Acte 1 : Les petites renardes dans la maison des tablettes
Partie 3
« Je dois dire, Père, » fit remarquer Kristina avec un sourire étonné, « Tu es un peu trop protecteur, n’est-ce pas ? En fait, bien plus qu’un peu. »
C’était le lendemain, et Yuuto était dans le vaxt du quartier est d’Iárnviðr, pressé contre la fenêtre et regardant à l’intérieur de la classe.
Debout à côté de lui et tenant sa main gauche, Kristina le regardait maintenant avec une expression légèrement exaspérée.
Son apparence de base était bien sûr assez semblable à celle de sa jumelle Albertina, mais là où sa sœur avait une innocence enjouée et sans ruse, les yeux de Kristina semblaient voir à travers tout et chacun, et elle avait une aura cynique et insolente autour d’elle.
Kristina souriait. « Quand le jour viendra enfin et que le prétendant d’Éphy appellera, je t’imagine devenant enragé et criant quelque chose de banal comme, “Je ne donnerai jamais ma petite fille à un individu comme toi !” Hehe hehe. »
« Ne t’inquiète pas, » Yuuto avait riposté. « Quand ce sera ton tour, je t’enverrai avec deux “hips” et un “hourra”. »
« Et pourtant tu es si froid et indifférent quand il s’agit de ta vraie fille, » déclara Kristina.
« Ma fille assermentée, tu veux dire.

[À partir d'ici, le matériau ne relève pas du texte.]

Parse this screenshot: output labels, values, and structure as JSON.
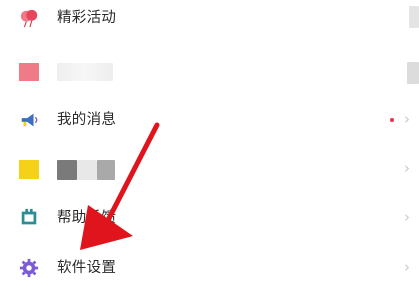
{
  "menu": {
    "items": [
      {
        "label": "精彩活动",
        "icon": "balloon-icon"
      },
      {
        "label": "",
        "icon": "pink-square-icon"
      },
      {
        "label": "我的消息",
        "icon": "megaphone-icon",
        "has_unread_dot": true
      },
      {
        "label": "",
        "icon": "yellow-square-icon"
      },
      {
        "label": "帮助反馈",
        "icon": "feedback-icon"
      },
      {
        "label": "软件设置",
        "icon": "gear-icon"
      }
    ],
    "chevron": "›"
  },
  "colors": {
    "accent_red": "#e8304a",
    "arrow_red": "#e0141c",
    "icon_purple": "#7a5cd6",
    "icon_yellow": "#f5d117",
    "icon_pink": "#f07a87",
    "icon_teal": "#2e8c96"
  }
}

Et je ne pense pas qu’il y ait un homme assez grand pour prendre quelqu’un avec ta personnalité pour épouse, » déclara Yuuto.
« C’est vrai. Tu es le seul homme qui me vient à l’esprit, Père, » répliqua Kristina.
« Merci, mais c’est bon de rester parent, » répliqua-t-il.
« Oh, tu n’es pas drôle, » déclara Kristina.
« C’est vrai. Bref, Éphy est plus importante en ce moment, » déclara Yuuto.
« Tu n’es vraiment pas drôle du tout, Père. En fin de compte, je suppose que pour toi, je ne suis qu’une autre femme pratique à utiliser, » répliqua Kristina.
« C’est exact, utile et pratique à avoir à portée de main. Ton pouvoir l’est, de toute façon, » déclara Yuuto.
« Oh, tu ne le nieras même pas ! » Avec une expression angoissée et larmoyante, Kristina avait levé sa main libre pour couvrir ses yeux en pleurs. Il ne fait aucun doute que c’était de la comédie, bien sûr.
Une autre chose qu’elle avait partagée avec sa sœur Albertina est que Kristina était aussi une Einherjar. Elle portait la rune Veðrfölnir, le Silencieux des Vents. En voyageant avec elle et en lui tenant la main, Yuuto pouvait se faufiler et éviter d’attirer l’attention malgré ses cheveux noirs et autres traits étrangers.
Il avait décidé d’utiliser son pouvoir pour venir secrètement observer Éphelia à ses cours aujourd’hui.
Aucun des enfants au vaxt n’avait remarqué Yuuto, ils se concentraient seulement sur l’inscription de lettres dans leurs tablettes d’argile avec des stylus tranchants. Ils travaillaient tous sérieusement, car s’ils ne le faisaient pas, ils risquaient que le professeur les frappe avec la baguette qu’il portait.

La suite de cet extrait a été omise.